Monday, July 26, 2010

The Guitar Man lives Within Me-In Memory of my Father Robert Nelson






Before I left my mother's womb I knew the sound of beautiful strings. They lulled me into a quiet and peaceful sleep. There was nothing that was soothing and calming not even the heart beat of my mother before birth. It was the quietness and stillness of the gentle strings in that crowded spot before I breathed my first breath of air. My father spent endless hours playing his guitar and I knew it and recognized it before my time of birth. Intimate times with my father were guitar sessions when I would set at his feet and hear him play for hours on end. I never cared about anything more than the sounds of those acoustic strings from my father's finger tips. It calmed my spirit like no other. 

My parents divorced when I was 4 and I was also divorced from the guitar. My memories of my father were all about music. Years passed and I guess his love for those strings faded and became less important in the world around him. I searched for it in music and found that still calming effect and would play my radio at night and fall into a deep and peaceful sleep. I missed my daddy. Always searching for that guitar to return it was a sadness and a incomplete feeling that I was longing for. As my younger brothers grew up they loved to sing and would boldly express there beautiful voices but they didn't have the strings to support them. Alas...........my father was moved and encouraged my brothers to play the guitar so there was accompaniment for there voices.  


The older and shaky hands now were not as steady as before but I still loved to here my father play and every chance I could get I would say play something for me Daddy. He would kindly smile and say well I'm really no good at it anymore Beck. He was very proud of my brothers although they weren't lovers of there guitars, it was the voices and the music. My dad had encouraged them to play. They did this to please my father and he was very proud of them falling in line but they didn't have the love of those strings the way that he had. 


Years later my son brought an old cheap guitar into the house and he never really tried to play it but it rested in the closet and that is where it stayed. I tried to encourage him to play but it just wasn't a part of him. My kids moved off and grew up and the guitar stayed in the closet. HHHMMMM I would think should I and I would shrug it off and say to myself I could never learn to play this. I have no one to teach me and I don't know music. It is just not possible. My daddy was always my music man. Music that we shared before I breathed my first breathe. It just lived inside of me. Of course I had always supported my brothers to play but never thought it would be me. 


It happened as a miracle and through a very painful experience but also a healing time and a mourning time. I got a call on the 18th of August of 2006. It was my sister calling me to tell me she was at the hospital and that my father had been diagnosed with Lung Cancer and it was in operable. My dad was only 59, to young to leave me now. I wasn't prepared for it but I guess that God helped me prepare for it. I got off of the phone and realized my guitar man that I looked at in all the music I loved was fading away and I would never hear his music again. I had a hard time accepting that my dad gave up his music because music was his first love. 

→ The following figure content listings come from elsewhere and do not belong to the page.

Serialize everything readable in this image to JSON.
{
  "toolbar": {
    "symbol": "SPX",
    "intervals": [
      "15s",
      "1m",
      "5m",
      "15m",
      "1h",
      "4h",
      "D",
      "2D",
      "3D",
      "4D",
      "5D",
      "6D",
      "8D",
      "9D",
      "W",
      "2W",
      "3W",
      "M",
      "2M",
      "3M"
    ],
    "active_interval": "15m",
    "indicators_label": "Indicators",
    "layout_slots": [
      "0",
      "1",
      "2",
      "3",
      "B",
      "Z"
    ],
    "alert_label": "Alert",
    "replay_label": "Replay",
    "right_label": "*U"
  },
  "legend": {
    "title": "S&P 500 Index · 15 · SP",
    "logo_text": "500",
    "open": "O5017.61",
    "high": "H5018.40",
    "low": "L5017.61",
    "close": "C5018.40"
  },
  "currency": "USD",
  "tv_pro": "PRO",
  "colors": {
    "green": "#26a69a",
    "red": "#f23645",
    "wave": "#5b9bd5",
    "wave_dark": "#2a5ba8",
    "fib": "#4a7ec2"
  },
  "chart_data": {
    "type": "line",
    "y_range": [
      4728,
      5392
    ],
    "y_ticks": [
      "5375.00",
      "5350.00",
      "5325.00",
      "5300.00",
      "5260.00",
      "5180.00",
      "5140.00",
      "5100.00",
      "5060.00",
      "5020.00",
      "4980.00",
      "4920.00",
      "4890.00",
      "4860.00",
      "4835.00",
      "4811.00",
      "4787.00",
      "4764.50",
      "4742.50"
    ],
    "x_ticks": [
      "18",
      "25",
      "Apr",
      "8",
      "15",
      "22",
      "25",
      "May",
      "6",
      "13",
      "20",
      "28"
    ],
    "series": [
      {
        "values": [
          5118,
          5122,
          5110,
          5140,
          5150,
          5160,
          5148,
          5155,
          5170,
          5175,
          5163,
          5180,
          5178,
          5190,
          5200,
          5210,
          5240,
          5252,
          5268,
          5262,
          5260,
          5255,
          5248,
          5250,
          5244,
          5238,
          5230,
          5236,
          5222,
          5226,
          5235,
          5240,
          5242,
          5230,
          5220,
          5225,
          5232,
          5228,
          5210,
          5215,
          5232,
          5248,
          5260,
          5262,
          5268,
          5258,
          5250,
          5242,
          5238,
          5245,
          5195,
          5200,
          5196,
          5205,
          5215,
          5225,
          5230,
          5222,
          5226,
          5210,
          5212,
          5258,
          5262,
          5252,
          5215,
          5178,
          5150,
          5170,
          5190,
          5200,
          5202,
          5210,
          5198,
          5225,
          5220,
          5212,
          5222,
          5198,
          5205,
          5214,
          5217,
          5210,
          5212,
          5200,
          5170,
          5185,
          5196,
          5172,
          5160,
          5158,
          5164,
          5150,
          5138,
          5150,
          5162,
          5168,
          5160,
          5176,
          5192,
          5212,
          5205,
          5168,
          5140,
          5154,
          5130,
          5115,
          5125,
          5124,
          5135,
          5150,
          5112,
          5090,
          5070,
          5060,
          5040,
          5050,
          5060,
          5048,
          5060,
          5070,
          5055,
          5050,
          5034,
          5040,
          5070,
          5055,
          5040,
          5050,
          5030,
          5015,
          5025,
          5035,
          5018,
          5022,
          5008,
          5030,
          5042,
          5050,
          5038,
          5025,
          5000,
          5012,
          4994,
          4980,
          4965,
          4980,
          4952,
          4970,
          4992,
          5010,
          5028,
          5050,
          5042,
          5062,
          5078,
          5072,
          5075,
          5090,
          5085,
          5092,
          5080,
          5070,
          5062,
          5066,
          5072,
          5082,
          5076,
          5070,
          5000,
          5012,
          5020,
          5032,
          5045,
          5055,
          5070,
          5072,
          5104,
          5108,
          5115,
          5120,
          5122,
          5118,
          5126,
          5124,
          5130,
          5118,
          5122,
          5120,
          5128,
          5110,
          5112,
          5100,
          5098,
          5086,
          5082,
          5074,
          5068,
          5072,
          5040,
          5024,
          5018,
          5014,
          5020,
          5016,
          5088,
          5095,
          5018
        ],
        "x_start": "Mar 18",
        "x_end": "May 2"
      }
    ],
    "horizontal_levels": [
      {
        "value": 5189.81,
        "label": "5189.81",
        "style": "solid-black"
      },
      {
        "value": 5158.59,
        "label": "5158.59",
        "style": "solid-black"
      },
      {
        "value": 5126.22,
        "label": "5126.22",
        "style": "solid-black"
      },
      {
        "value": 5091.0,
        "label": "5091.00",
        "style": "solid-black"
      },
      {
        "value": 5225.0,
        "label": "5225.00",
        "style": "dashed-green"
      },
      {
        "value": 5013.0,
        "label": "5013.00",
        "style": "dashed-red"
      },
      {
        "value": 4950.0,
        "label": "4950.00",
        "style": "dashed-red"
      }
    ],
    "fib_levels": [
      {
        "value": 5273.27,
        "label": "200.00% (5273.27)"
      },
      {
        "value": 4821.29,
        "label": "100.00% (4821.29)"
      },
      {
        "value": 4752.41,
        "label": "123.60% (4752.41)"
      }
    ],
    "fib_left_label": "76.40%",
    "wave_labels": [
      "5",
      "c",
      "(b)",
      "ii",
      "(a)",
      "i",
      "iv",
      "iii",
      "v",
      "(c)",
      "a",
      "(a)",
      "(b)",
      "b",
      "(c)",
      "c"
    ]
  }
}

Never could a woman fulfill that or could anything he had ever encountered in his life replace it. He could hear the music and play it. He did not learn music. I set in my chair and I guess I was shocked because he was my hero and my long lonesome guitar player. A few weeks had passed and I opened the Closet Door and there was that old out of tune guitar. I knew my dad did not have long. I picked it up and held it ever since. My fingers bled on those worn strings and my fingers cramped as I reached across the fret board to make a chord. 


My Dad told the boys as I stood idle watching him teach them, I could here him say boys all you need to learn is 3 basic chords and you can play loads of material. So I learned to finger 20 or 30 chords. Then 50 and before long I was playing those tunes from my childhood and preparing myself for my father's death. You see my father never taught me to play the guitar. God did. God knew that if he could teach and guide me with that guitar that my father would always be with me. Also he showed me a thing or two about his love for me. 


As my dad grew sicker I would take my guitar and want to play for him but he was to sick most of the time. During his sleeping periods I would go off in the other room and play and one day I was thinking of him and played Wind beneath my Wings. I was playing my heart out and did not see the shallow and thin shadow standing behind me. I could feel the presence of someone standing behind me watching and as I gazed over my shoulder it was my long lost guitar player with tears strolling down his cheeks. No one saw the tears but me. He was proud and knew I was playing for him just as I had set below him when I was a child. I carry the guitar man with me now every where I go. He is in my spirit and will never ever leave me again.